A iniciativa, impulsionada pela Aliança pela Justiça Fiscal, busca arrecadar fundos suficientes para enfrentar a “tripla crise ambiental” que atravessa a nação: mudança climática, poluição e perda de biodiversidade.
No contexto posterior à cúpula climática das Nações Unidas (COP 30), realizada recentemente no Brasil, o coletivo apresentou o documento técnico ‘Mais verdes, mais justos: impostos que cuidem do planeta e das pessoas’.
Neste relatório, detalha-se que, sem uma reestruturação tributária que aponte para os setores de maiores rendas, as metas de redução de emissões do país serão inalcançáveis. Arabel Alí, porta-voz da Rede de Ação Climática, enfatizou que o financiamento público atual é insuficiente e deve ser nutrido por aqueles que possuem maior capacidade econômica e geram maior impacto ecológico.

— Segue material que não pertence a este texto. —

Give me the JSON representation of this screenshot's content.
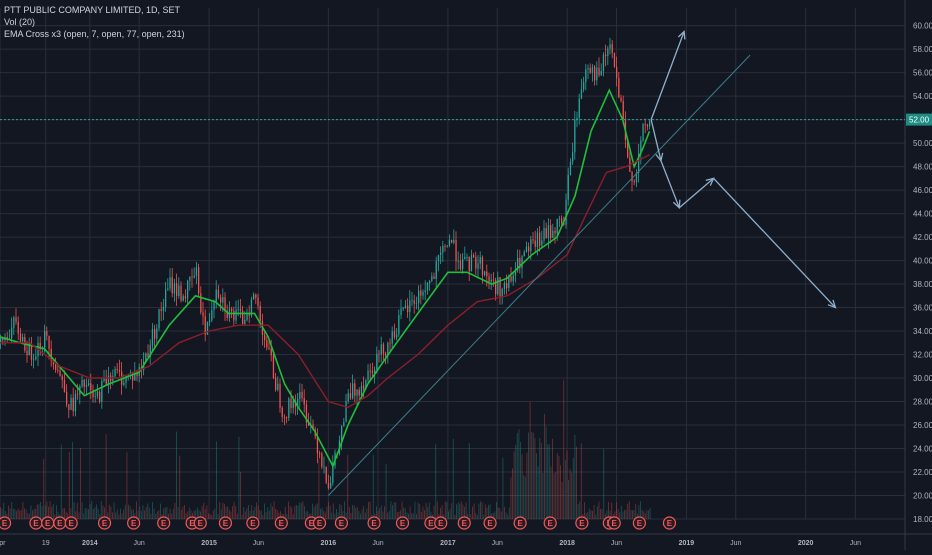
{
  "legend": {
    "title": "PTT PUBLIC COMPANY LIMITED, 1D, SET",
    "volume": "Vol (20)",
    "ema": "EMA Cross x3 (open, 7, open, 77, open, 231)"
  },
  "price_tag": "52.00",
  "colors": {
    "background": "#131722",
    "grid": "#2a2e39",
    "up": "#26a69a",
    "down": "#ef5350",
    "ema_fast": "#1fbf3a",
    "ema_slow": "#8b1e2a",
    "trendline": "#3a7f8a",
    "arrows": "#8fb0cc",
    "price_line": "#26a69a",
    "event_marker": "#f05a5a"
  },
  "event_marker_label": "E",
  "chart_data": {
    "type": "line",
    "title": "PTT PUBLIC COMPANY LIMITED, 1D, SET",
    "x_axis": {
      "tick_labels": [
        "Apr",
        "19",
        "2014",
        "Jun",
        "2015",
        "Jun",
        "2016",
        "Jun",
        "2017",
        "Jun",
        "2018",
        "Jun",
        "2019",
        "Jun",
        "2020",
        "Jun"
      ],
      "tick_dates": [
        "2013-04-01",
        "2013-08-19",
        "2014-01-01",
        "2014-06-01",
        "2015-01-01",
        "2015-06-01",
        "2016-01-01",
        "2016-06-01",
        "2017-01-01",
        "2017-06-01",
        "2018-01-01",
        "2018-06-01",
        "2019-01-01",
        "2019-06-01",
        "2020-01-01",
        "2020-06-01"
      ],
      "range": [
        "2013-04-01",
        "2020-10-31"
      ]
    },
    "y_axis": {
      "ticks": [
        18,
        20,
        22,
        24,
        26,
        28,
        30,
        32,
        34,
        36,
        38,
        40,
        42,
        44,
        46,
        48,
        50,
        52,
        54,
        56,
        58,
        60
      ],
      "tick_labels": [
        "18.00",
        "20.00",
        "22.00",
        "24.00",
        "26.00",
        "28.00",
        "30.00",
        "32.00",
        "34.00",
        "36.00",
        "38.00",
        "40.00",
        "42.00",
        "44.00",
        "46.00",
        "48.00",
        "50.00",
        "52.00",
        "54.00",
        "56.00",
        "58.00",
        "60.00"
      ],
      "range": [
        18,
        61.5
      ],
      "position": "right"
    },
    "grid": true,
    "current_price": 52,
    "series": [
      {
        "kind": "price",
        "x": [
          "2013-04-01",
          "2013-05-15",
          "2013-07-01",
          "2013-08-15",
          "2013-09-20",
          "2013-11-01",
          "2013-12-15",
          "2014-01-15",
          "2014-03-01",
          "2014-04-15",
          "2014-06-01",
          "2014-07-15",
          "2014-09-01",
          "2014-10-15",
          "2014-11-20",
          "2014-12-20",
          "2015-01-20",
          "2015-03-01",
          "2015-04-10",
          "2015-05-20",
          "2015-07-01",
          "2015-08-15",
          "2015-10-01",
          "2015-11-15",
          "2016-01-01",
          "2016-01-25",
          "2016-03-01",
          "2016-04-10",
          "2016-05-20",
          "2016-07-01",
          "2016-08-15",
          "2016-10-01",
          "2016-11-15",
          "2017-01-01",
          "2017-02-15",
          "2017-04-01",
          "2017-05-15",
          "2017-06-25",
          "2017-08-10",
          "2017-09-25",
          "2017-11-10",
          "2017-12-20",
          "2018-01-25",
          "2018-03-01",
          "2018-04-05",
          "2018-05-10",
          "2018-06-10",
          "2018-07-05",
          "2018-07-25",
          "2018-08-20",
          "2018-09-15"
        ],
        "y": [
          33.0,
          34.5,
          32.0,
          33.5,
          31.0,
          27.5,
          29.5,
          28.0,
          30.5,
          30.0,
          30.5,
          34.0,
          38.0,
          37.0,
          39.0,
          33.5,
          38.0,
          35.5,
          35.0,
          37.0,
          32.0,
          27.0,
          28.5,
          25.5,
          21.0,
          23.5,
          28.5,
          29.5,
          31.5,
          33.0,
          35.5,
          37.0,
          38.5,
          42.0,
          39.5,
          40.0,
          38.0,
          37.5,
          40.0,
          41.5,
          42.5,
          43.5,
          52.0,
          57.0,
          55.5,
          58.5,
          53.5,
          48.0,
          47.0,
          51.0,
          52.0
        ]
      },
      {
        "kind": "ema",
        "name": "EMA 7",
        "x": [
          "2013-04-01",
          "2013-06-01",
          "2013-08-15",
          "2013-10-15",
          "2013-12-15",
          "2014-03-01",
          "2014-06-01",
          "2014-09-01",
          "2014-11-20",
          "2015-01-20",
          "2015-03-01",
          "2015-05-20",
          "2015-07-01",
          "2015-08-20",
          "2015-10-01",
          "2015-11-20",
          "2016-01-15",
          "2016-03-01",
          "2016-05-01",
          "2016-07-15",
          "2016-10-01",
          "2017-01-01",
          "2017-03-01",
          "2017-05-15",
          "2017-07-01",
          "2017-09-15",
          "2017-12-01",
          "2018-01-25",
          "2018-03-15",
          "2018-05-10",
          "2018-06-20",
          "2018-07-25",
          "2018-08-20",
          "2018-09-10"
        ],
        "y": [
          33.5,
          33.0,
          32.5,
          30.5,
          28.5,
          29.5,
          30.5,
          34.5,
          37.0,
          36.5,
          35.5,
          35.5,
          33.5,
          29.5,
          27.5,
          25.5,
          22.5,
          26.0,
          29.5,
          32.5,
          35.5,
          39.0,
          39.0,
          38.0,
          38.5,
          40.5,
          42.0,
          45.5,
          51.0,
          54.5,
          52.0,
          48.0,
          49.5,
          51.0
        ]
      },
      {
        "kind": "ema",
        "name": "EMA 77",
        "x": [
          "2013-04-01",
          "2013-07-01",
          "2013-10-01",
          "2014-01-01",
          "2014-04-01",
          "2014-07-01",
          "2014-10-01",
          "2015-01-01",
          "2015-04-01",
          "2015-07-01",
          "2015-10-01",
          "2016-01-01",
          "2016-03-01",
          "2016-05-01",
          "2016-07-01",
          "2016-10-01",
          "2017-01-01",
          "2017-04-01",
          "2017-07-01",
          "2017-10-01",
          "2018-01-01",
          "2018-03-01",
          "2018-05-01",
          "2018-07-01",
          "2018-09-10"
        ],
        "y": [
          33.0,
          33.0,
          31.0,
          30.0,
          30.0,
          31.0,
          33.0,
          34.0,
          34.5,
          34.5,
          32.0,
          28.0,
          27.5,
          28.5,
          30.0,
          32.0,
          34.5,
          36.5,
          37.0,
          38.5,
          40.5,
          44.0,
          47.5,
          48.0,
          49.0
        ]
      }
    ],
    "annotations": {
      "trendline": {
        "from": [
          "2016-01-01",
          20.0
        ],
        "to": [
          "2019-07-15",
          57.5
        ]
      },
      "horizontal_line": 52,
      "arrows": [
        {
          "from": [
            "2018-09-15",
            52.0
          ],
          "to": [
            "2018-12-25",
            59.5
          ]
        },
        {
          "from": [
            "2018-09-15",
            52.0
          ],
          "to": [
            "2018-10-15",
            48.5
          ]
        },
        {
          "from": [
            "2018-10-15",
            48.5
          ],
          "to": [
            "2018-12-10",
            44.5
          ]
        },
        {
          "from": [
            "2018-12-10",
            44.5
          ],
          "to": [
            "2019-03-25",
            47.0
          ]
        },
        {
          "from": [
            "2019-03-25",
            47.0
          ],
          "to": [
            "2020-04-01",
            36.0
          ]
        }
      ]
    },
    "events": {
      "label": "E",
      "dates": [
        "2013-04-15",
        "2013-07-20",
        "2013-08-25",
        "2013-10-01",
        "2013-11-05",
        "2014-02-15",
        "2014-05-15",
        "2014-08-15",
        "2014-11-10",
        "2014-12-05",
        "2015-02-20",
        "2015-05-15",
        "2015-08-10",
        "2015-11-10",
        "2015-12-05",
        "2016-02-10",
        "2016-05-20",
        "2016-08-15",
        "2016-11-10",
        "2016-12-10",
        "2017-02-20",
        "2017-05-10",
        "2017-08-10",
        "2017-11-10",
        "2018-02-15",
        "2018-05-10",
        "2018-05-25",
        "2018-08-10",
        "2018-11-10"
      ]
    }
  }
}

A desigualdade da pegada de carbono na luta climática
Um dos argumentos centrais da proposta reside na profunda inequidade das emissões. Diego Merla, representante da Oxfam, revelou um dado contundente: o 1% mais rico do México polui na mesma proporção que o 80% dos habitantes com menos recursos. Sob esta premissa, a organização exige uma política fiscal progressiva que deixe de subsidiar implicitamente os estilos de vida insustentáveis.
“É imperativo focar a arrecadação em bens suntuosos como arte, joias, automóveis de alta gama e, especificamente, jatos privados e iates”, apontou Merla. O ativista questionou a justificativa ética dos voos privados em meio a uma emergência climática global, lembrando que um jato privado pode emitir até 14 vezes mais carbono por passageiro que um voo comercial convencional.
México, líder em frotas privadas
A urgência de regular o transporte aéreo privado ganha maior relevância ao considerar que México se posiciona como o segundo país com maior quantidade de jatos privados a nível mundial. A Aliança propõe que os novos tributos sejam aplicados não apenas à propriedade desses veículos, mas também a atividades extrativas como a mineração, o transporte de carga pesado e o turismo massivo, setores conhecidos por sua alta pegada de carbono.
O objetivo final desses impostos sobre turismo e transporte de luxo é duplo: desincentivar as práticas poluentes e gerar uma bolsa de recursos etiquetados exclusivamente para a implementação de políticas de adaptação e mitigação climática que protejam as comunidades mais vulneráveis do país.